Keith Miller’s preferred poison was champagne, not beer, but his love for the good life was well known and I, for one, remain just a bit disappointed that he didn’t make an appearance in the first series of The Crown.
Readers will remember the famous Marshall Batteries tag line of “Holler for a Marshall”. What’s not as well known is that that was also Viv Richards’ second bullet point on his list of match day tactics (after “Bowl First” but before “Hide the weed if fielding”).
And rightly so – Maco was as good as it gets with his 376 wickets at less than 21 and a strike rate of 46.
Charlie Turner was a Victorian Era legend who still has the lowest bowling average for an Australian (101 wickets at 16.53). While his official nickname was “The Terror”, his teammates knew him better as “Fitter’n”.
Bert “Dainty” Ironmonger is a true allrounder. Not only does he have the second lowest bowling average among Australians (min 50 wickets) at 17.97, he also has the second lowest batting average (min 10 Tests) with 2.63.
But his greatest moment in cricket was the one ball he faced in the MCG Test of the Bodyline series that allowed Bradman to reach his only ton of that series.
Ironmonger celebrated by running himself out next ball he faced and then taking 4/26 as England were rolled for 139 in a famous Australian victory.
Ironmonger also has a link to Aussie Rules football. The actor who played him in The Bodyline TV series – Laurie Moran – also played Mark “Jacko” Jackson’s cop partner.
The Aussie Rules link is a more painful one for our last Occupational XI team member – Terry Alderman.
For it was chasing his dream of making a running tackle in the back pocket at the WACA that almost ended his career. He achieved that dream but sadly for him it was in the middle of a cricket match and he lost the best part of two years of his peak, as well as about 10kmh off his pace, as a result.
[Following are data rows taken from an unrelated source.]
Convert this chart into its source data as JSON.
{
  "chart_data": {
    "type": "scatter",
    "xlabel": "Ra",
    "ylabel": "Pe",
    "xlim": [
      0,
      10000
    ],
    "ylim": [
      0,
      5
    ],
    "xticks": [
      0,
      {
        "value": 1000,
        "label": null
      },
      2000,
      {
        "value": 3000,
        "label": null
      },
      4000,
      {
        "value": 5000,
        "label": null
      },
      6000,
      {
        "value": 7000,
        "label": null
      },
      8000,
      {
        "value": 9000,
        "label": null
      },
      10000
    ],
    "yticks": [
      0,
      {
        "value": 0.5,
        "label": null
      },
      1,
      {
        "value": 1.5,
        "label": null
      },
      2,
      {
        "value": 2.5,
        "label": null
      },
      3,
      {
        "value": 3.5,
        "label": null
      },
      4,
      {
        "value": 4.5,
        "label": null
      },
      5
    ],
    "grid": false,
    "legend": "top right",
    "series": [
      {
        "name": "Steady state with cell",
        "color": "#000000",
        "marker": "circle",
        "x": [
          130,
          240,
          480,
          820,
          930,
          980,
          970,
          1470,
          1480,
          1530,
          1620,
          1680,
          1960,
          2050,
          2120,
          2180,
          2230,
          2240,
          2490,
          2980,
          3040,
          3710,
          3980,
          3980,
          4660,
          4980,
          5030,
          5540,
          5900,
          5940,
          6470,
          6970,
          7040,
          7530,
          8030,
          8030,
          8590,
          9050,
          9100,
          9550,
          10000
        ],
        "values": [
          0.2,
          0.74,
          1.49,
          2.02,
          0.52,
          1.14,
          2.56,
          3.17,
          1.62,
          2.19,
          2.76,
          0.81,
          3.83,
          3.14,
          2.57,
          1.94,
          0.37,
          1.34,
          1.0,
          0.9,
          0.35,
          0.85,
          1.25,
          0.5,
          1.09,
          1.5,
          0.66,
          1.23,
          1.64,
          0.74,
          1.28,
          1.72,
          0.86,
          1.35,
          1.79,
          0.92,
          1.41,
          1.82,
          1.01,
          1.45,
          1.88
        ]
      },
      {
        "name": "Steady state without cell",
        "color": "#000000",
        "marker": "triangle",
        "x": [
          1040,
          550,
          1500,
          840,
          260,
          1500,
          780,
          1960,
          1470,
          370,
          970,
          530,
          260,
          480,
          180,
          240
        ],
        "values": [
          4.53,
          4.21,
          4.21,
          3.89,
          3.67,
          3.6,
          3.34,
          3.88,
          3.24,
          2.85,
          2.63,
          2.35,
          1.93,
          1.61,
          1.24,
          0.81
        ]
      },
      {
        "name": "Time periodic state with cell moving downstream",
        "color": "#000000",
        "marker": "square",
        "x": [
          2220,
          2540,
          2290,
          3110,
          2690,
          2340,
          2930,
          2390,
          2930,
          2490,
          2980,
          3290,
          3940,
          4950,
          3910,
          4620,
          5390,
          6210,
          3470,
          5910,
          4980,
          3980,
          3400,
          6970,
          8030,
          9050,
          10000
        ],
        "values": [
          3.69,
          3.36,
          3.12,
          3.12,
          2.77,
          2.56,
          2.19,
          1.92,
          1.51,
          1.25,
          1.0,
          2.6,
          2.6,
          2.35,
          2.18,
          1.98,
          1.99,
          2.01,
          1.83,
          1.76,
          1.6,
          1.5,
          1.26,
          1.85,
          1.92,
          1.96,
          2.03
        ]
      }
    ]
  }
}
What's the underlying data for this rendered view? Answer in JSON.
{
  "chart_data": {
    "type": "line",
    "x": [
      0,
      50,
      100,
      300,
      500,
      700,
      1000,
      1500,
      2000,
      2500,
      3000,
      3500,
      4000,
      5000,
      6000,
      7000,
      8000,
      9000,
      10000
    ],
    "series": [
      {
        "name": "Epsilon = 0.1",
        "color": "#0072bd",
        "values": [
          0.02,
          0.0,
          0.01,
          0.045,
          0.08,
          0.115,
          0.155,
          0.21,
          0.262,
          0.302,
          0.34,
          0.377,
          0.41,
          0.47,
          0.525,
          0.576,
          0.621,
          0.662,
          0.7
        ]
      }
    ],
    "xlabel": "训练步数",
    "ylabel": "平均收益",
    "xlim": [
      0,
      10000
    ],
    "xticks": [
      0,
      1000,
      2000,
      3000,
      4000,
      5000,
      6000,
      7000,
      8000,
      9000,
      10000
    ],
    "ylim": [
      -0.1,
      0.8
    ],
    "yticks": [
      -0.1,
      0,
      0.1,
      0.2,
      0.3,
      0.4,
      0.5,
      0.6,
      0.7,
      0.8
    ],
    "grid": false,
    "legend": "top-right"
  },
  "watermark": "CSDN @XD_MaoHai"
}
Still, “Clem” (named, weirdly, after the Lord Mayor of a city 4,000km away on the other side of the continent) did make it back and remains the only bowler twice to take 40 wickets in a series.
Amazingly, almost half his 170 Test wickets were taken on English pitches.
There are many other cricketers with Occupational surnames and several whose surnames are only one letter out from making the team – in particular, VVS Laxman, Chandra Pandit and David Hookes.
I’ll leave to readers to tell me who else might have qualified, or even who a Second XI might comprise.